One of the setbacks in the field was that SPCs were often misannotated in public databases due to their sequence similarity. In this thesis, two conserved active site amino acid motifs were identified by bioinformatics, allowing SPCs to be distinguished based off primary amino acid sequence. These sequences are more conserved in DDGS than other SPCs, possibly due to stringent spatial requirements needed for performing a dehydration reaction that other SPCs do not. Each motif contains a catalytic amino acid verified by protein crystallography and site-directed mutagenesis. Point mutation either of these catalytic amino acids in DDGS or EEVS disrupted catalysis. The bioinformatic analysis highlighted the distribution and evolution for DDGS and EEVS, suggesting their broad roles in nature. While EEVS genes are mostly found in Streptomyces spp. and non-mammalian vertebrates, DDGS genes are mostly distributed in cyanobacteria, fungi, and non-Streptomyces Actinobacteria.

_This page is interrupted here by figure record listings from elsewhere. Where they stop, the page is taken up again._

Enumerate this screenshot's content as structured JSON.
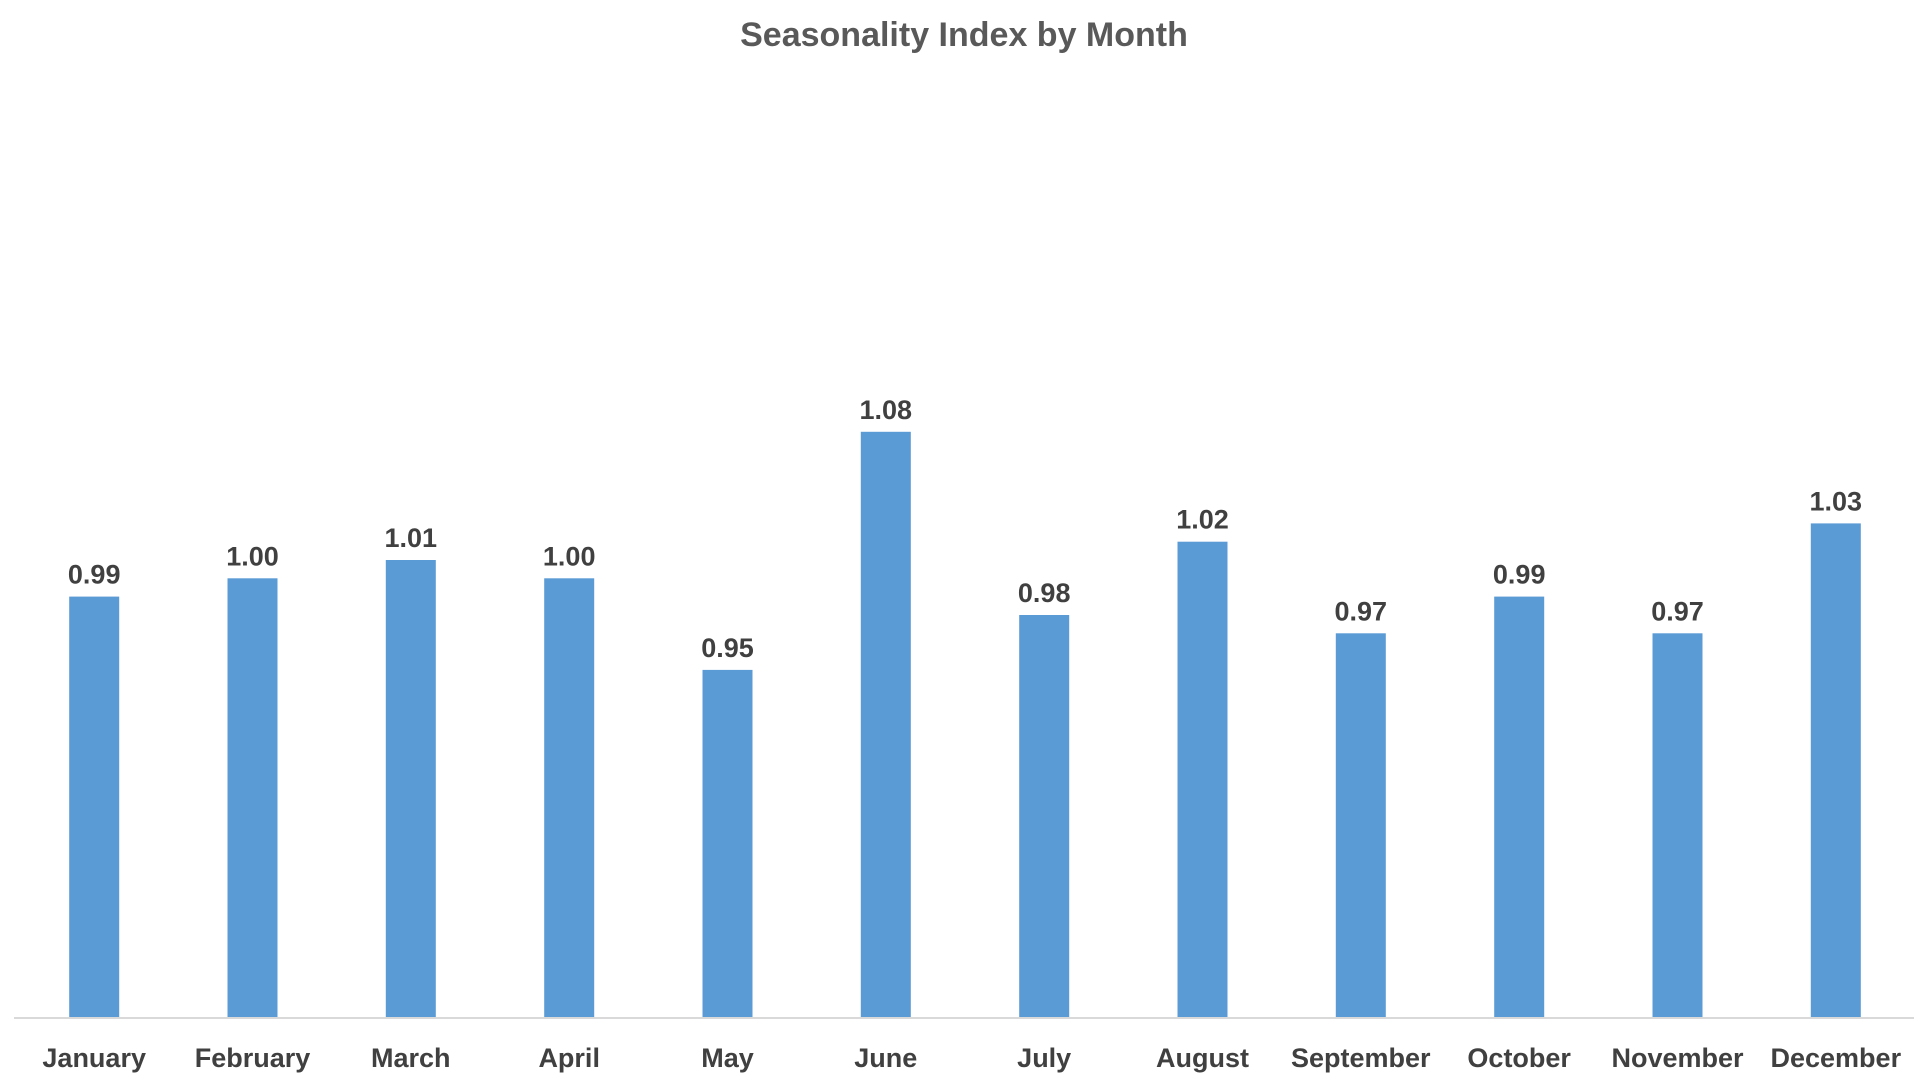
{
  "chart_data": {
    "type": "bar",
    "title": "Seasonality Index by Month",
    "xlabel": "",
    "ylabel": "",
    "categories": [
      "January",
      "February",
      "March",
      "April",
      "May",
      "June",
      "July",
      "August",
      "September",
      "October",
      "November",
      "December"
    ],
    "values": [
      0.99,
      1.0,
      1.01,
      1.0,
      0.95,
      1.08,
      0.98,
      1.02,
      0.97,
      0.99,
      0.97,
      1.03
    ],
    "data_labels": [
      "0.99",
      "1.00",
      "1.01",
      "1.00",
      "0.95",
      "1.08",
      "0.98",
      "1.02",
      "0.97",
      "0.99",
      "0.97",
      "1.03"
    ],
    "ylim": [
      0.76,
      1.1
    ],
    "grid": false,
    "legend": "none",
    "colors": {
      "bar": "#5B9BD5",
      "axis": "#D9D9D9",
      "title": "#595959",
      "labels": "#404040"
    }
  }
}
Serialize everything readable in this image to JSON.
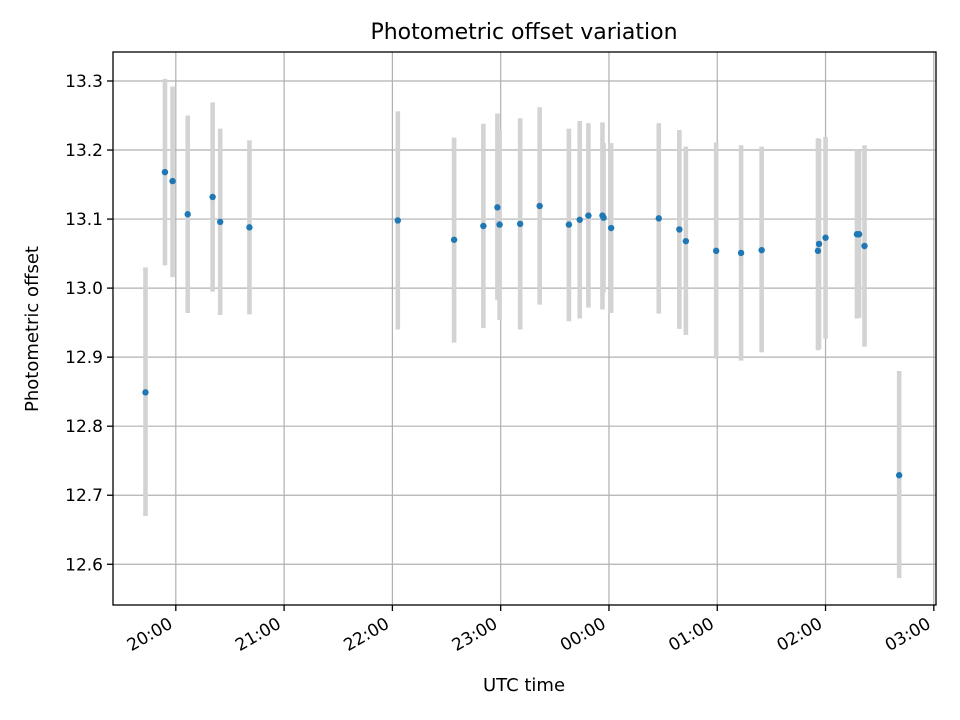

Through a genome mining study, an MAA gene cluster was also found in the nursery plant pathogen Rhodococcus fascians D188. This gene cluster was expressed in S. coelicolor M1152 and shinorine was produced as the primary MAA, whereas porphyra-334 and mycosporine-alanine-glycine were identified as minor products. This is the first demonstration that a bacterial pathogen encodes functional MAA genes, and MAAs may provide R. fascians D188 an advantage in its native environment.
With functional MAA genes on hand, a synthetic pathway was designed for expression in S. coelicolor M1152 using ValA, the model EEVS from the validamycin pathway, the D. rerio MT-Ox, and the last two R. fascians D188 MAA biosynthetic enzymes to form unnatural gadusol and MAA analogs. These new compounds, called gadusporines, show unique UV absorbance at 340 nm, which is red-shifted compared to their natural counterparts. Gadusporine A, a hydroxylated shinorine analog, was the major analog produced and gadusporine B, a mycosporine-alanine-glycine analog, was also purified. The expression of gadusporines establishes a platform for further engineering of nature-inspired sunscreens.